Most of all, it was like this: the orderlies were not there to be our friends. They were there to line us up in the hallways for meal times and morning roll call. They were there to make sure that only lactose intolerant kids got soy milk. The psychiatrists had 20, maybe 30 patients at a time. We were there for quickly-perscibed medication, observation, and isolation. There were no windows. I’ve seen movies about 20th-century asylums with better lighting. Group therapy was not for talking. Group therapy was for quiet reading and coloring. Suicidal or homicidal, drug-addicted or otherwise “troubled.” We were all lumped together. Across the corridor, we would catch glimpses of the adult ward in the morning. The only separations made were gender-based. I’m not sure at what point I realized that none of this was designed to help.

They gave me new medicine. It made me tired, and I slept through the night without dreaming. When I glanced in the mirror now and then, my skin was grey and I looked like a ghost. Perhaps melodramatically, I thought that that’s just what being there did to you. I was never superstitious before, but now, I carry the ghosts of that place with me. Maybe that’s the point of places like that one. Maybe they’re supposed to remind you that you’re not as badly off as you could be.

America has a mental health care problem--perhaps that problem doesn’t care about borders. Maybe the world has a mental health care problem. All I know is that a week in a mental health facility gave me nothing but a tranquilizer and nightmares that I will carry with me forever.
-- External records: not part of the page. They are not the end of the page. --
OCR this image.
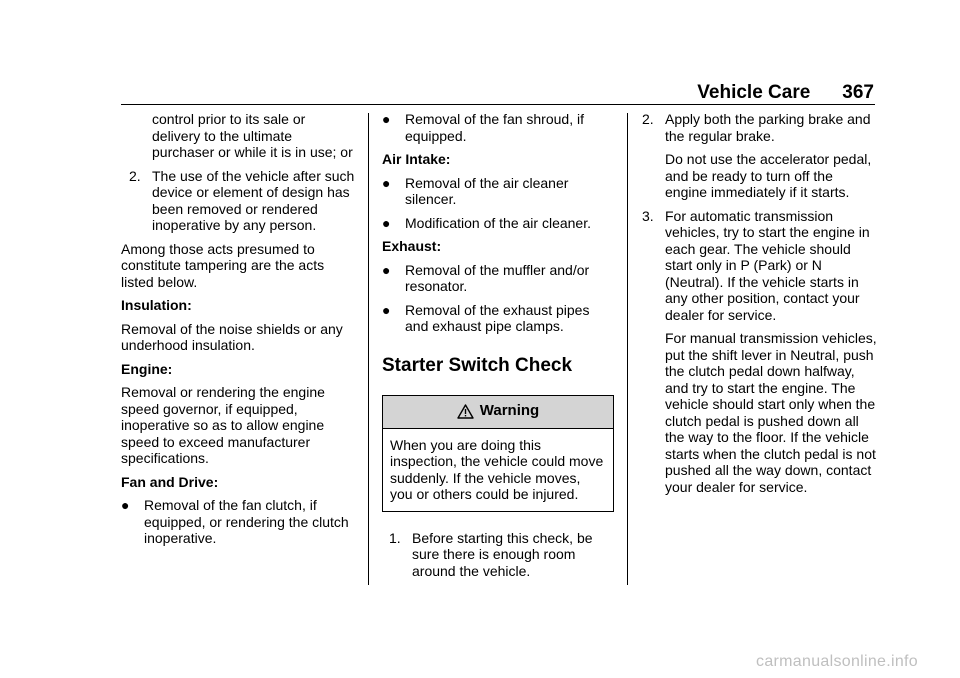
Vehicle Care 367

control prior to its sale or delivery to the ultimate purchaser or while it is in use; or

2. The use of the vehicle after such device or element of design has been removed or rendered inoperative by any person.

Among those acts presumed to constitute tampering are the acts listed below.

Insulation:

Removal of the noise shields or any underhood insulation.

Engine:

Removal or rendering the engine speed governor, if equipped, inoperative so as to allow engine speed to exceed manufacturer specifications.

Fan and Drive:

● Removal of the fan clutch, if equipped, or rendering the clutch inoperative.
● Removal of the fan shroud, if equipped.

Air Intake:

● Removal of the air cleaner silencer.
● Modification of the air cleaner.

Exhaust:

● Removal of the muffler and/or resonator.
● Removal of the exhaust pipes and exhaust pipe clamps.
Starter Switch Check
Warning
When you are doing this inspection, the vehicle could move suddenly. If the vehicle moves, you or others could be injured.
1. Before starting this check, be sure there is enough room around the vehicle.
2. Apply both the parking brake and the regular brake.

Do not use the accelerator pedal, and be ready to turn off the engine immediately if it starts.

3. For automatic transmission vehicles, try to start the engine in each gear. The vehicle should start only in P (Park) or N (Neutral). If the vehicle starts in any other position, contact your dealer for service.

For manual transmission vehicles, put the shift lever in Neutral, push the clutch pedal down halfway, and try to start the engine. The vehicle should start only when the clutch pedal is pushed down all the way to the floor. If the vehicle starts when the clutch pedal is not pushed all the way down, contact your dealer for service.

carmanualsonline.info
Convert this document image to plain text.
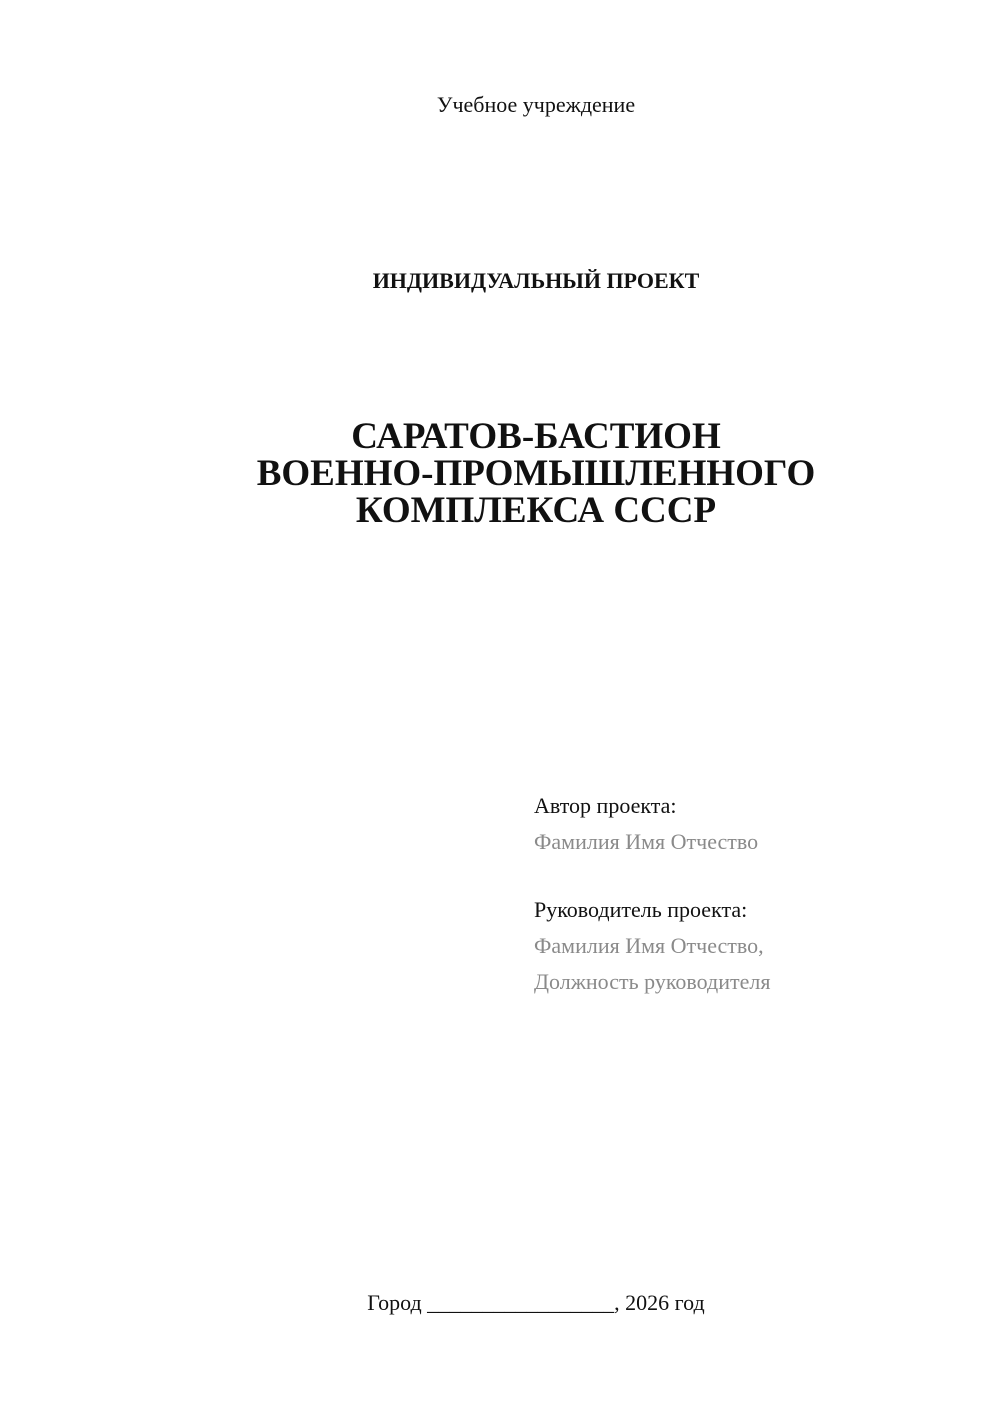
Учебное учреждение
ИНДИВИДУАЛЬНЫЙ ПРОЕКТ
САРАТОВ-БАСТИОН
ВОЕННО-ПРОМЫШЛЕННОГО
КОМПЛЕКСА СССР
Автор проекта:
Фамилия Имя Отчество
Руководитель проекта:
Фамилия Имя Отчество,
Должность руководителя
Город _________________, 2026 год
It’s been years, and I can look back with the luxury of hindsight and appreciate the people who were kind to me throughout that horrible time in my life. More vividly, however, I remember people like that police officer--people who downplay mental illness or characterize it as something it isn’t.

We aren’t statistics. We aren’t horror movie figures or misguided martyrs. We are people doing the best we can within a system designed to push us through and nothing more.